Two hours after Grandmother has fed the two light gray, floury paunches into the oven’s maw, the oven returns the bread. She pulls the piping hot loaves from the oven, wipes them with a cloth, makes the sign of the cross over them, and places them in my apron. I carry the bread into the sitting room to cool and slide it onto the table or the wide bench.
The smell of freshly baked bread wafts through the house. Grandmother paces through all the rooms as if to make sure that the plumes of sourdough have reached every corner.
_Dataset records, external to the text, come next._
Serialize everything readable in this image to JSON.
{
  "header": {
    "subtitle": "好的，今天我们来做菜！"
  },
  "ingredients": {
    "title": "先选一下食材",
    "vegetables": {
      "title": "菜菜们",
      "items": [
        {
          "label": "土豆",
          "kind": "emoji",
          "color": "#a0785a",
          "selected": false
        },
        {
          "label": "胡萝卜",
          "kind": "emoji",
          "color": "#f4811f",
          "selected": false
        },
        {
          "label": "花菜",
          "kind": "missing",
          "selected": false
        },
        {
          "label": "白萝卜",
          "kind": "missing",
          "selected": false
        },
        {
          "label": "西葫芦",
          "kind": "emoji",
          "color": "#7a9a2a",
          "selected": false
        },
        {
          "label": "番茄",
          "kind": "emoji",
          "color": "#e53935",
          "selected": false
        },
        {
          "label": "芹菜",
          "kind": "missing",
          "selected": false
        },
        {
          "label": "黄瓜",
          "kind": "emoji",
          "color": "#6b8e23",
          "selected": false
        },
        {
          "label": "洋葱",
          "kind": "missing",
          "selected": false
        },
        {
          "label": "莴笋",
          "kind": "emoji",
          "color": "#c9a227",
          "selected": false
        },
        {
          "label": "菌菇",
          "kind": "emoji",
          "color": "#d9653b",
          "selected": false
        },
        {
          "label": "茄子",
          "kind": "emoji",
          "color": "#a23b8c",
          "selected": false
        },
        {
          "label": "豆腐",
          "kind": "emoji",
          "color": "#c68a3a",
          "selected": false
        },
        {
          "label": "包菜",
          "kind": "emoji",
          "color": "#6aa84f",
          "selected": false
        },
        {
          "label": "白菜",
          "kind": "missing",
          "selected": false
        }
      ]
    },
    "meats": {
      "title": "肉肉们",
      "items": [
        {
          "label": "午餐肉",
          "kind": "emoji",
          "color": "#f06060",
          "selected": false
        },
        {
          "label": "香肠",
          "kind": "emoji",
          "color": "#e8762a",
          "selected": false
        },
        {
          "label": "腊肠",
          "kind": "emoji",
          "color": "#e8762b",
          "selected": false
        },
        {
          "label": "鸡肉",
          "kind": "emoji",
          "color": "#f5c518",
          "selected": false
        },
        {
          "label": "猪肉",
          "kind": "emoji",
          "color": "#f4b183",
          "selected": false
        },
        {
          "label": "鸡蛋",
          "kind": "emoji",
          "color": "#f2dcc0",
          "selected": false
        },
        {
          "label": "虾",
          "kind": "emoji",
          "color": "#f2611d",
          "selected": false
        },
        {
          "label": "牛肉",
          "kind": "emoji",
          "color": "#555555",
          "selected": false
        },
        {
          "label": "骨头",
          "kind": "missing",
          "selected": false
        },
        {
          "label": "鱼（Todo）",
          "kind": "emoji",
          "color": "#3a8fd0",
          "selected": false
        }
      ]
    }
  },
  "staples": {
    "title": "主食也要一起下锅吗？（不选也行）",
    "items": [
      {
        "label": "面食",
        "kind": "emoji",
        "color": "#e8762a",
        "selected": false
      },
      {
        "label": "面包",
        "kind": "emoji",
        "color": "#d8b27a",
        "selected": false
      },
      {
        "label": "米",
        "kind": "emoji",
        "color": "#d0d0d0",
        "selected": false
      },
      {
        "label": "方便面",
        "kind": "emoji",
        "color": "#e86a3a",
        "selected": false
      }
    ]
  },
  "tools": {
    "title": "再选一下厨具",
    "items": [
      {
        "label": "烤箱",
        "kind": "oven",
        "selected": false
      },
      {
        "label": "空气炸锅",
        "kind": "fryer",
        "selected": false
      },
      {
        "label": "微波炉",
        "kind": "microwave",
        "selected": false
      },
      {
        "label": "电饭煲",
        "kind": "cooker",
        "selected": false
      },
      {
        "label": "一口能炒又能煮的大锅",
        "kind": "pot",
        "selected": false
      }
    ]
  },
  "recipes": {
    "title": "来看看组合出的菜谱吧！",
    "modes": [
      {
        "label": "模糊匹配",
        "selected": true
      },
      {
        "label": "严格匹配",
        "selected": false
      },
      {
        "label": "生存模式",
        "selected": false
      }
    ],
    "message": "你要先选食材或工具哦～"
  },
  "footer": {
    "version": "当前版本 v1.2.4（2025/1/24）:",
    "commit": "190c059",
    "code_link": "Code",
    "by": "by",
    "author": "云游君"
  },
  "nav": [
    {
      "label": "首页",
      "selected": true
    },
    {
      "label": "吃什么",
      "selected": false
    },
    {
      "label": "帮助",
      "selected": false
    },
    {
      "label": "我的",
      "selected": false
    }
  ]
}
We only had this much bread to eat in the camp, that’s it, Grandmother separates her thumb and index finger slightly to show how thin the pieces of bread allotted to the prisoners were. It had to last for a day, sometimes two. Later, we didn’t even get that much, she says, and so we had to imagine the bread. I look at her. She says, as she always does,
je bilo čudno
. It was strange, she says although she means it was terrible, but the word
grozno
doesn’t occur to her.

She stores crumbs and old crusts of bread in her apron pockets. When she crosses the courtyard and goes into the barn, she divides the bread among the animals. She scatters the crumbs in a wide arc for the chickens and stuffs the crusts right in the cows’ and pigs’ mouths. When you’ve got bread you have to remember the animals, Grandmother says, because the bread you share comes back to you.

On All Souls’ Day, she places a loaf of bread and a pitcher of milk on the table for the dead. So they’ll have something to eat when they come at night and will leave us in peace, she says.

I picture the dead eating with invisible hands, but the next morning, nothing seems to have been touched. The knife lies next to the loaf of bread, the milk is still on the table as if undisturbed by even the faintest breeze. Did they come? I ask. Yes, Grandmother answers. She must know, I think, she’s on close terms with Death. After all, she saw him back when he appeared every day and every hour.